Die UNFPA rechnet damit, daß die Weltbevölkerung von 5,4 Milliarden Menschen Mitte 1990 auf 8,5 Milliarden im Jahr 2025 anwächst. Diese Wachstumsentwicklung verschärfe die Probleme noch, die schon jetzt verstärkte Anstrengungen bei der freiwilligen Familienplanung unerläßlich machten und zugleich erschwerten: „Städtewachstum, Umweltschäden, Nahrungsmittelkrisen in vielen Entwicklungsländern, Kinder- und Müttersterblichkeit, die Zahl der Mädchen ohne Schulbildung, der niedrige Status von Frauen sowie der zunehmende Migrationsdruck innerhalb und zwischen einzelnen Staaten.“

Die anvisierte Erhöhung der Zahl der Paare, die freiwillig Verhütungsmethoden anwenden, verlange eine Verdoppelung der jährlich zur Verfügung stehenden Finanzmittel für Familienplanungsprogramme auf neun Milliarden US-Dollar im Jahr 2000. Der Hauptanteil der Gelder wird bislang von den „Entwicklungsländern“ selbst aufgebracht. 1990 kamen nur 675 Millionen Dollar aus dem Norden. Der Bericht betont, daß zur erfolgreichen freiwilligen Familienplanung allein das Angebot von Verhütungsmitteln nicht ausreicht. Sie sei „abhängig von den Lebensumständen eines jeden Menschen, seinen Chancen und Möglichkeiten“. Von entscheidender Bedeutung sei „der Status von Mädchen und Frauen“ in den Ländern. Je höher ihre Möglichkeit zur „gleichberechtigten Teilnahme auf allen Ebenen ihrer Gesellschaft“, desto höher sei die Fähigkeit zu eigenverantwortlichen Entscheidungen zu Mutterschaft und Familienplanung. Der Bericht führt als Beispiel Kuba an, dessen Geburtenrate trotz ökonomisch sehr schlechter Rahmenbedingungen heute nur noch knapp über der in den Industriestaaten liegt.
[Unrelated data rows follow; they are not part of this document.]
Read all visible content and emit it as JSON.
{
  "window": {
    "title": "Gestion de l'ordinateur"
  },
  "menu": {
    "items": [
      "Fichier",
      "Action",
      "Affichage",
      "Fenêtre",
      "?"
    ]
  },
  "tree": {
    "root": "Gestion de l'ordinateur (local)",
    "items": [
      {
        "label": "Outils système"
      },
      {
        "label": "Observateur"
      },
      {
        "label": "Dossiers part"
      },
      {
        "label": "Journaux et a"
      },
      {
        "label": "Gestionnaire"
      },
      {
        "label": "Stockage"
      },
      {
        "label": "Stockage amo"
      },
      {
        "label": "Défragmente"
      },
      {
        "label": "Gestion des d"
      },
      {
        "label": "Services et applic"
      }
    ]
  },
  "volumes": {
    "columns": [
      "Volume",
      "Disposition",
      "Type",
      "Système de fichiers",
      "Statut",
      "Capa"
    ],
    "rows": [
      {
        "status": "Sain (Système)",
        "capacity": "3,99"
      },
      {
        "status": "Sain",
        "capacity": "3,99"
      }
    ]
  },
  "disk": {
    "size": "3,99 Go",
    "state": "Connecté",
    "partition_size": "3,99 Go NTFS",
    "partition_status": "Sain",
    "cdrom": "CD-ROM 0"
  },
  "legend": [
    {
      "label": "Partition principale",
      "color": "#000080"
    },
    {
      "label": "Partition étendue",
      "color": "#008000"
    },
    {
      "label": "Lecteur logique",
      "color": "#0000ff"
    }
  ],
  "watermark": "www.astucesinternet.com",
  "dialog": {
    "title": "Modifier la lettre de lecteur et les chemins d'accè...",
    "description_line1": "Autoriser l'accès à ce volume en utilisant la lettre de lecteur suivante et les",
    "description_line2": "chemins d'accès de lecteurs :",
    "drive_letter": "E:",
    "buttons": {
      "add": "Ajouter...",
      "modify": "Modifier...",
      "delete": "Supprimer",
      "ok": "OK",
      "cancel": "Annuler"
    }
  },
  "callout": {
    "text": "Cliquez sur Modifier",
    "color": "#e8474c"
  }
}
Der UNFPA-Bericht belegt, daß noch mehr als in den Industriestaaten des Nordens in den „Entwicklungsländern“ die Männer den Frauen die Sorge und Last verläßlicher Verhütung überlassen. Laut UNFPA übernahmen sie 1990 durch Kondomgebrauch oder Vasektomie nur in 15 Prozent aller „Verhütungsfälle“ die Verantwortung, während in den anderen 85 Prozent die Frauen sich sterilisieren ließen, die Pille schluckten oder Diaphragmas einsetzten.